BLAS Pitfalls with Mac OSX Accelerate Framework

Today I'm going to talk about bugs you can encounter when using the Apple (i.e. Mac OSX) Accelerate framework and BLAS functions like dot product, norm, and sum. I hope that describing these bugs here saves you a headache in the future. This will also be a fun chance to use f2py and the fortran_magic Jupyter extension.

%load_ext fortranmagic

Let's start with a very simple routine written in Fortran to see how fortran_magic works.

subroutine f(x, y, z)
  real(4), intent(in) :: x, y
  real(4), intent(out) :: z
  z = x + y
end subroutine f
print(f(1, 2))

We can also work with arrays.

subroutine fa(x, y, z, N)
  integer, intent(in) :: N
  real(4), dimension(n), intent(in) :: x, y
  real(4), dimension(n), intent(out) :: z
  z = x + y
end subroutine fa
from numpy import array
a = array([1, 2, 3])
b = array([4, 5, 6])
print(fa(a, b))
[5. 7. 9.]

Now we can try rewriting the above function to call BLAS.

subroutine fb(x, y, z, n)
  integer, intent(in) :: n
  real(4), dimension(n), intent(in) :: x, y
  real(4), dimension(n), intent(out) :: z
  real(4), parameter :: fac = 1.0
  call scopy(n, x, 1, z, 1)
  call saxpy(n, fac, y, 1, z, 1)
end subroutine fb
print(fb(a, b))
[5. 7. 9.]

BLAS has functions, in addition to subroutines. For example, to compute the dot product.

subroutine fc(x, y, res, n)
  integer, intent(in) :: n
  real(4), dimension(n), intent(in) :: x, y
  real(4), intent(out) :: res
  res = sdot(n, x, 1, y, 1)
end subroutine fc
print(fc(a, b))

It seems like something has gone wrong. Did I make a mistake in my fortran routine? Maybe we should debug a little.

subroutine fc(x, y, res, n)
  integer, intent(in) :: n
  real(4), dimension(n), intent(in) :: x, y
  real(4), intent(out) :: res
  write(*, *) x
  write(*, *) y
  write(*, *) dot_product(x, y)
  res = sdot(n, x, 1, y, 1)
  write(*, *) res
end subroutine fc
print(fc(a, b))
0.0   1.00000000       2.00000000       3.00000000    
   4.00000000       5.00000000       6.00000000    

Nothing seems wrong with the code. What is worse, the intrinsic dot_product works, but BLAS doesn't! There is a trick to fix this though.
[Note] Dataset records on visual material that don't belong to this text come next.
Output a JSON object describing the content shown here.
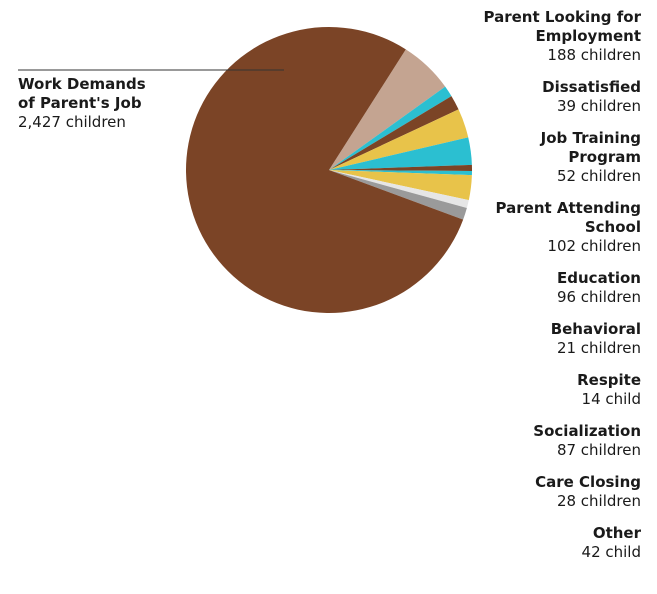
{
  "chart_data": {
    "type": "pie",
    "title": "",
    "slices": [
      {
        "label": "Work Demands\nof Parent's Job",
        "value": 2427,
        "display": "2,427 children",
        "color": "#7b4426"
      },
      {
        "label": "Parent Looking for\nEmployment",
        "value": 188,
        "display": "188 children",
        "color": "#c4a491"
      },
      {
        "label": "Dissatisfied",
        "value": 39,
        "display": "39 children",
        "color": "#2bbfd1"
      },
      {
        "label": "Job Training\nProgram",
        "value": 52,
        "display": "52 children",
        "color": "#7b4426"
      },
      {
        "label": "Parent Attending\nSchool",
        "value": 102,
        "display": "102 children",
        "color": "#e8c34a"
      },
      {
        "label": "Education",
        "value": 96,
        "display": "96 children",
        "color": "#2bbfd1"
      },
      {
        "label": "Behavioral",
        "value": 21,
        "display": "21 children",
        "color": "#7b4426"
      },
      {
        "label": "Respite",
        "value": 14,
        "display": "14 child",
        "color": "#2bbfd1"
      },
      {
        "label": "Socialization",
        "value": 87,
        "display": "87 children",
        "color": "#e8c34a"
      },
      {
        "label": "Care Closing",
        "value": 28,
        "display": "28 children",
        "color": "#e6e6e6"
      },
      {
        "label": "Other",
        "value": 42,
        "display": "42 child",
        "color": "#9a9a9a"
      }
    ]
  }
}
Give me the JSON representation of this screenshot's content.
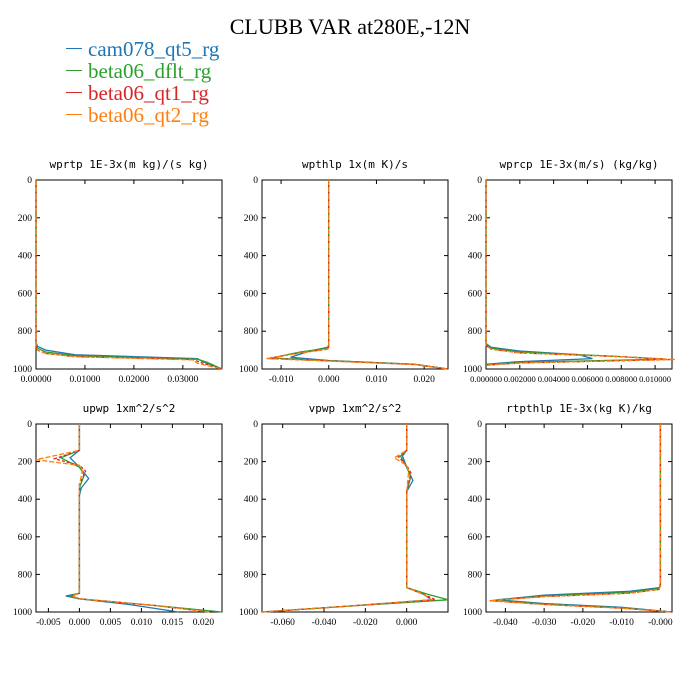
{
  "title": "CLUBB VAR at280E,-12N",
  "legend": [
    {
      "name": "cam078_qt5_rg",
      "color": "#1f77b4",
      "dash": ""
    },
    {
      "name": "beta06_dflt_rg",
      "color": "#2ca02c",
      "dash": ""
    },
    {
      "name": "beta06_qt1_rg",
      "color": "#d62728",
      "dash": "3,2"
    },
    {
      "name": "beta06_qt2_rg",
      "color": "#ff7f0e",
      "dash": "5,2"
    }
  ],
  "chart_data": [
    {
      "type": "line",
      "title": "wprtp  1E-3x(m kg)/(s kg)",
      "xlim": [
        0,
        0.038
      ],
      "ylim": [
        1000,
        0
      ],
      "xticks": [
        0,
        0.01,
        0.02,
        0.03
      ],
      "xtick_labels": [
        "0.00000",
        "0.01000",
        "0.02000",
        "0.03000"
      ],
      "yticks": [
        0,
        200,
        400,
        600,
        800,
        1000
      ],
      "series": [
        {
          "name": "cam078_qt5_rg",
          "x": [
            0,
            0,
            0.0003,
            0.002,
            0.008,
            0.033,
            0.034,
            0.038
          ],
          "y": [
            0,
            860,
            880,
            900,
            925,
            945,
            960,
            1000
          ]
        },
        {
          "name": "beta06_dflt_rg",
          "x": [
            0,
            0,
            0.0003,
            0.002,
            0.008,
            0.033,
            0.035,
            0.038
          ],
          "y": [
            0,
            870,
            890,
            910,
            930,
            948,
            965,
            1000
          ]
        },
        {
          "name": "beta06_qt1_rg",
          "x": [
            0,
            0,
            0.0003,
            0.002,
            0.008,
            0.032,
            0.034,
            0.038
          ],
          "y": [
            0,
            880,
            900,
            918,
            935,
            950,
            968,
            1000
          ]
        },
        {
          "name": "beta06_qt2_rg",
          "x": [
            0,
            0,
            0.0003,
            0.002,
            0.008,
            0.032,
            0.033,
            0.038
          ],
          "y": [
            0,
            880,
            900,
            918,
            935,
            952,
            970,
            1000
          ]
        }
      ]
    },
    {
      "type": "line",
      "title": "wpthlp  1x(m K)/s",
      "xlim": [
        -0.014,
        0.025
      ],
      "ylim": [
        1000,
        0
      ],
      "xticks": [
        -0.01,
        0,
        0.01,
        0.02
      ],
      "xtick_labels": [
        "-0.010",
        "0.000",
        "0.010",
        "0.020"
      ],
      "yticks": [
        0,
        200,
        400,
        600,
        800,
        1000
      ],
      "series": [
        {
          "name": "cam078_qt5_rg",
          "x": [
            0,
            0,
            -0.0002,
            -0.004,
            -0.008,
            0.0,
            0.018,
            0.025
          ],
          "y": [
            0,
            870,
            885,
            905,
            938,
            955,
            975,
            1000
          ]
        },
        {
          "name": "beta06_dflt_rg",
          "x": [
            0,
            0,
            -0.0002,
            -0.006,
            -0.012,
            0.0,
            0.018,
            0.025
          ],
          "y": [
            0,
            875,
            890,
            910,
            942,
            956,
            975,
            1000
          ]
        },
        {
          "name": "beta06_qt1_rg",
          "x": [
            0,
            0,
            -0.0002,
            -0.006,
            -0.013,
            0.0,
            0.018,
            0.025
          ],
          "y": [
            0,
            880,
            895,
            915,
            944,
            957,
            976,
            1000
          ]
        },
        {
          "name": "beta06_qt2_rg",
          "x": [
            0,
            0,
            -0.0002,
            -0.006,
            -0.013,
            0.0,
            0.018,
            0.025
          ],
          "y": [
            0,
            880,
            895,
            915,
            945,
            958,
            976,
            1000
          ]
        }
      ]
    },
    {
      "type": "line",
      "title": "wprcp  1E-3x(m/s) (kg/kg)",
      "xlim": [
        0,
        0.011
      ],
      "ylim": [
        1000,
        0
      ],
      "xticks": [
        0,
        0.002,
        0.004,
        0.006,
        0.008,
        0.01
      ],
      "xtick_labels": [
        "0.000000",
        "0.002000",
        "0.004000",
        "0.006000",
        "0.008000",
        "0.010000"
      ],
      "yticks": [
        0,
        200,
        400,
        600,
        800,
        1000
      ],
      "series": [
        {
          "name": "cam078_qt5_rg",
          "x": [
            0,
            0,
            0.0003,
            0.002,
            0.0055,
            0.0063,
            0.0018,
            0
          ],
          "y": [
            0,
            865,
            885,
            905,
            925,
            945,
            962,
            975
          ]
        },
        {
          "name": "beta06_dflt_rg",
          "x": [
            0,
            0,
            0.0003,
            0.002,
            0.0075,
            0.0105,
            0.002,
            0
          ],
          "y": [
            0,
            870,
            890,
            910,
            932,
            948,
            965,
            978
          ]
        },
        {
          "name": "beta06_qt1_rg",
          "x": [
            0,
            0,
            0.0003,
            0.002,
            0.008,
            0.011,
            0.002,
            0
          ],
          "y": [
            0,
            875,
            895,
            915,
            935,
            950,
            968,
            980
          ]
        },
        {
          "name": "beta06_qt2_rg",
          "x": [
            0,
            0,
            0.0003,
            0.002,
            0.008,
            0.0112,
            0.002,
            0
          ],
          "y": [
            0,
            875,
            895,
            915,
            935,
            950,
            968,
            980
          ]
        }
      ]
    },
    {
      "type": "line",
      "title": "upwp  1xm^2/s^2",
      "xlim": [
        -0.007,
        0.023
      ],
      "ylim": [
        1000,
        0
      ],
      "xticks": [
        -0.005,
        0,
        0.005,
        0.01,
        0.015,
        0.02
      ],
      "xtick_labels": [
        "-0.005",
        "0.000",
        "0.005",
        "0.010",
        "0.015",
        "0.020"
      ],
      "yticks": [
        0,
        200,
        400,
        600,
        800,
        1000
      ],
      "series": [
        {
          "name": "cam078_qt5_rg",
          "x": [
            0,
            0,
            -0.0015,
            0,
            0.0015,
            0.0003,
            0,
            0,
            -0.0022,
            0,
            0.008,
            0.016
          ],
          "y": [
            0,
            140,
            180,
            230,
            290,
            340,
            380,
            900,
            915,
            930,
            960,
            1000
          ]
        },
        {
          "name": "beta06_dflt_rg",
          "x": [
            0,
            0,
            -0.003,
            0,
            0.0008,
            0.0001,
            0,
            0,
            -0.0015,
            0,
            0.012,
            0.023
          ],
          "y": [
            0,
            140,
            180,
            230,
            270,
            330,
            380,
            900,
            915,
            930,
            965,
            1000
          ]
        },
        {
          "name": "beta06_qt1_rg",
          "x": [
            0,
            0,
            -0.004,
            0,
            0.001,
            0,
            0,
            0,
            -0.0012,
            0,
            0.012,
            0.021
          ],
          "y": [
            0,
            140,
            185,
            220,
            250,
            320,
            380,
            900,
            915,
            930,
            965,
            1000
          ]
        },
        {
          "name": "beta06_qt2_rg",
          "x": [
            0,
            0,
            -0.007,
            0,
            0.0005,
            0,
            0,
            0,
            -0.0012,
            0,
            0.012,
            0.021
          ],
          "y": [
            0,
            140,
            190,
            220,
            250,
            320,
            380,
            900,
            915,
            930,
            965,
            1000
          ]
        }
      ]
    },
    {
      "type": "line",
      "title": "vpwp  1xm^2/s^2",
      "xlim": [
        -0.07,
        0.02
      ],
      "ylim": [
        1000,
        0
      ],
      "xticks": [
        -0.06,
        -0.04,
        -0.02,
        0
      ],
      "xtick_labels": [
        "-0.060",
        "-0.040",
        "-0.020",
        "0.000"
      ],
      "yticks": [
        0,
        200,
        400,
        600,
        800,
        1000
      ],
      "series": [
        {
          "name": "cam078_qt5_rg",
          "x": [
            0,
            0,
            -0.002,
            0,
            0.003,
            0,
            0,
            0.008,
            0.012,
            -0.03,
            -0.07
          ],
          "y": [
            0,
            140,
            170,
            230,
            300,
            360,
            870,
            905,
            935,
            970,
            1000
          ]
        },
        {
          "name": "beta06_dflt_rg",
          "x": [
            0,
            0,
            -0.003,
            0,
            0.002,
            0,
            0,
            0.01,
            0.02,
            -0.03,
            -0.07
          ],
          "y": [
            0,
            140,
            170,
            230,
            280,
            360,
            870,
            905,
            935,
            970,
            1000
          ]
        },
        {
          "name": "beta06_qt1_rg",
          "x": [
            0,
            0,
            -0.004,
            0,
            0.002,
            0,
            0,
            0.008,
            0.014,
            -0.03,
            -0.07
          ],
          "y": [
            0,
            140,
            175,
            220,
            260,
            360,
            870,
            905,
            935,
            970,
            1000
          ]
        },
        {
          "name": "beta06_qt2_rg",
          "x": [
            0,
            0,
            -0.006,
            0,
            0.001,
            0,
            0,
            0.008,
            0.012,
            -0.03,
            -0.07
          ],
          "y": [
            0,
            140,
            180,
            220,
            250,
            360,
            870,
            905,
            935,
            970,
            1000
          ]
        }
      ]
    },
    {
      "type": "line",
      "title": "rtpthlp  1E-3x(kg K)/kg",
      "xlim": [
        -0.045,
        0.003
      ],
      "ylim": [
        1000,
        0
      ],
      "xticks": [
        -0.04,
        -0.03,
        -0.02,
        -0.01,
        0
      ],
      "xtick_labels": [
        "-0.040",
        "-0.030",
        "-0.020",
        "-0.010",
        "-0.000"
      ],
      "yticks": [
        0,
        200,
        400,
        600,
        800,
        1000
      ],
      "series": [
        {
          "name": "cam078_qt5_rg",
          "x": [
            0,
            0,
            -0.0003,
            -0.008,
            -0.03,
            -0.042,
            -0.03,
            -0.01,
            0.003
          ],
          "y": [
            0,
            850,
            870,
            890,
            910,
            935,
            955,
            975,
            1000
          ]
        },
        {
          "name": "beta06_dflt_rg",
          "x": [
            0,
            0,
            -0.0003,
            -0.008,
            -0.03,
            -0.043,
            -0.03,
            -0.01,
            0.003
          ],
          "y": [
            0,
            855,
            875,
            895,
            915,
            938,
            958,
            978,
            1000
          ]
        },
        {
          "name": "beta06_qt1_rg",
          "x": [
            0,
            0,
            -0.0003,
            -0.008,
            -0.03,
            -0.044,
            -0.03,
            -0.01,
            0.003
          ],
          "y": [
            0,
            860,
            880,
            900,
            918,
            940,
            960,
            980,
            1000
          ]
        },
        {
          "name": "beta06_qt2_rg",
          "x": [
            0,
            0,
            -0.0003,
            -0.008,
            -0.03,
            -0.044,
            -0.03,
            -0.01,
            0.003
          ],
          "y": [
            0,
            860,
            880,
            900,
            918,
            940,
            960,
            980,
            1000
          ]
        }
      ]
    }
  ]
}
subroutine fc(x, y, res, n)
  real(8), external :: sdot
  integer, intent(in) :: n
  real(4), dimension(n), intent(in) :: x, y
  real(8), intent(out) :: res
  res = sdot(n, x, 1, y, 1)
end subroutine fc
print(fc(a, b))

It seems I had to coach my Fortran routine to believe that the returned value is double precision. Yet, it's sdot, and if we look at the documentation it should definitely return a single precision floating point number. Let's try some other routines.

subroutine fd(x, res, n)
  real(8), external :: snrm2
  integer, intent(in) :: n
  real(4), dimension(n), intent(in) :: x
  real(8), intent(out) :: res
  res = snrm2(n, x, 1)
end subroutine fd

Indeed, for any of the functions in BLAS LEVEL-1, I think you will suffer through this. As I mentioned before though, this is a problem specific to Apple's Accelerate framework. Let's try linking against openblas instead.

%%fortran --extra '/Users/wddawson/miniconda3/envs/fmagic/lib/libopenblas.0.dylib'
subroutine fe(x, res, n)
  integer, intent(in) :: n
  real(4), dimension(n), intent(in) :: x
  real(4), intent(out) :: res
  res = snrm2(n, x, 1)
end subroutine fe

If you find yourself calling BLAS directly, you might want to take some care to provide a backup plan if your code is being compiled and executed on a Mac.